In 1991 I read the obituary of Alexandra Stewart, the last speaker of Perthshire Gaelic. As a young girl she had met Lizzie Lothian, who died in 1911 aged 93, and who remembered her grandfather John Lothian’s tales of escaping from the battle of Culloden in 1745.
Making such lengthy connections for Jamaica’s early history is much harder since so many of the colonists died young. John Favell, whose Will was dated 1720, and who was probably born about 1649, is most unusual in mentioning a great-grandchild – Susanna Bernard, daughter of his grand-daughter Mary Bernard.
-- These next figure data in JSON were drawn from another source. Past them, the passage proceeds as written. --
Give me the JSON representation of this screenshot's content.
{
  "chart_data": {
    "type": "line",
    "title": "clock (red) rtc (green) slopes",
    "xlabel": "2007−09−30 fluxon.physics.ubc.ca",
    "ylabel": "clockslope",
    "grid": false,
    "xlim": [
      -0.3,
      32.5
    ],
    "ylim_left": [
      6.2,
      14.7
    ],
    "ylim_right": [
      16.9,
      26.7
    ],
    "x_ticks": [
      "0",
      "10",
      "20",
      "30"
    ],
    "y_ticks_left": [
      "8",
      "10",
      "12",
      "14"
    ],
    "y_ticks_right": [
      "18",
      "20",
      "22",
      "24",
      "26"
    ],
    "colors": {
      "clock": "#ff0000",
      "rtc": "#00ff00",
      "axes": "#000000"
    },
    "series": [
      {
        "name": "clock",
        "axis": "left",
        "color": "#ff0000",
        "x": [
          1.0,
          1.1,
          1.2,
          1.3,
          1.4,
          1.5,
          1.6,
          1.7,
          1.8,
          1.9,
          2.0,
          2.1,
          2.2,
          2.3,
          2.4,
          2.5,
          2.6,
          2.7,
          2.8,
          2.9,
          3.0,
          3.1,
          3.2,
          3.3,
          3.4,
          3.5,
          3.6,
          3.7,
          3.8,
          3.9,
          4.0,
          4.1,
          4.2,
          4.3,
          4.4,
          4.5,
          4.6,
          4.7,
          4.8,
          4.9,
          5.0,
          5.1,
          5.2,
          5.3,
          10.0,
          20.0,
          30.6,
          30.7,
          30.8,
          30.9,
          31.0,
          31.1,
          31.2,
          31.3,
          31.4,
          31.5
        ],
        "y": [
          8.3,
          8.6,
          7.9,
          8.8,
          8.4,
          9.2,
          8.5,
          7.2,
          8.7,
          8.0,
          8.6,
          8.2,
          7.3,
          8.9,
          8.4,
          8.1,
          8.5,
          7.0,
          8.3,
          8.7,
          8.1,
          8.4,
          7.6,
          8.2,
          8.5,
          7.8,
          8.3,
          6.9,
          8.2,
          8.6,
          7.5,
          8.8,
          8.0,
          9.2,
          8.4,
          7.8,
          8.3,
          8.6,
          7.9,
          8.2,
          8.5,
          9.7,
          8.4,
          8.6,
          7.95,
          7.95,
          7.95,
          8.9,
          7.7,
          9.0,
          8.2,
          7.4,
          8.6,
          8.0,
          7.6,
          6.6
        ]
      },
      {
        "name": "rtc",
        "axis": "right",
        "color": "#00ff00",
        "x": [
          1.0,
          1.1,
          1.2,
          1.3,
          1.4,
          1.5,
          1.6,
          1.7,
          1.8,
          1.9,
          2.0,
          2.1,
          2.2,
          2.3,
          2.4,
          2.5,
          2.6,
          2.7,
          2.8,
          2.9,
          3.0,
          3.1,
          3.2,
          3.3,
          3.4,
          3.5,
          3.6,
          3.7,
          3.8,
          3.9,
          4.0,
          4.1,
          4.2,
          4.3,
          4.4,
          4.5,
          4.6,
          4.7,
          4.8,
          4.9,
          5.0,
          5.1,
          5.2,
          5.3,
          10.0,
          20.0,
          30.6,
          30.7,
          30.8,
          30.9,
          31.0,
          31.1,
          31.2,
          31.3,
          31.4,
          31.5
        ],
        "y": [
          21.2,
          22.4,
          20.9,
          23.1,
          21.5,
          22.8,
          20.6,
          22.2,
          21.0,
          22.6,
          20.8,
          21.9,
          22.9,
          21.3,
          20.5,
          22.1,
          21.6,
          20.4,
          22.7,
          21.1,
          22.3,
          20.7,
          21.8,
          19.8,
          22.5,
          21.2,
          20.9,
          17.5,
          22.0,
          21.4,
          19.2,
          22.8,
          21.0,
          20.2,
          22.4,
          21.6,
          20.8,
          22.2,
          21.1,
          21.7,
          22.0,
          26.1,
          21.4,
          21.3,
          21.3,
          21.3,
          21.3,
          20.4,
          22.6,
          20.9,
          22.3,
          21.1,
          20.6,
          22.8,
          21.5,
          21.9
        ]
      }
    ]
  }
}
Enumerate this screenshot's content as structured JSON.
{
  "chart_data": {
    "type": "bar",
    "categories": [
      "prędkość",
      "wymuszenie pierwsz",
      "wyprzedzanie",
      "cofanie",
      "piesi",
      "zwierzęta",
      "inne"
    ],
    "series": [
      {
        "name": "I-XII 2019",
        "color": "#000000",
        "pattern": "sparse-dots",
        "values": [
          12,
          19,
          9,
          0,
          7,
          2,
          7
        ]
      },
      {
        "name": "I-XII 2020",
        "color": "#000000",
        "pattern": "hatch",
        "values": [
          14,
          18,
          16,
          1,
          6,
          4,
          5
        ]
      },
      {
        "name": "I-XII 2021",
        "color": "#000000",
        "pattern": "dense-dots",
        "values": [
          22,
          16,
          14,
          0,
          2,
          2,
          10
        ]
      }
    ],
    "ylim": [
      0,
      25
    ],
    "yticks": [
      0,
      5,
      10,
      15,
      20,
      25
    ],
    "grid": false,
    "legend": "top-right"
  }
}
He left her £150 in plate. Susanna must have been an infant when John Favell died and so unlikely to remember him.
The only other Jamaica Will I know of that mentions great grandchildren is that of Mary Dehany (born Mary Gregory in Jamaica) who died in London in 1813 aged ninety. Her grandmother Jane Gallimore had also lived to be ninety and had lived through the reigns of six British Monarchs – seven if you count William and Mary as two! Good genes in that family.
You can play a game similar to ‘six degrees of separation’ by thinking of the longest backward links you can make into our past through someone you have met. So I can get to the Battle of Waterloo in 1815 in two moves through my mother. Do you have anything similar in your family?
Like skimming pebbles on a pond the ripples of our memories fade out into the past.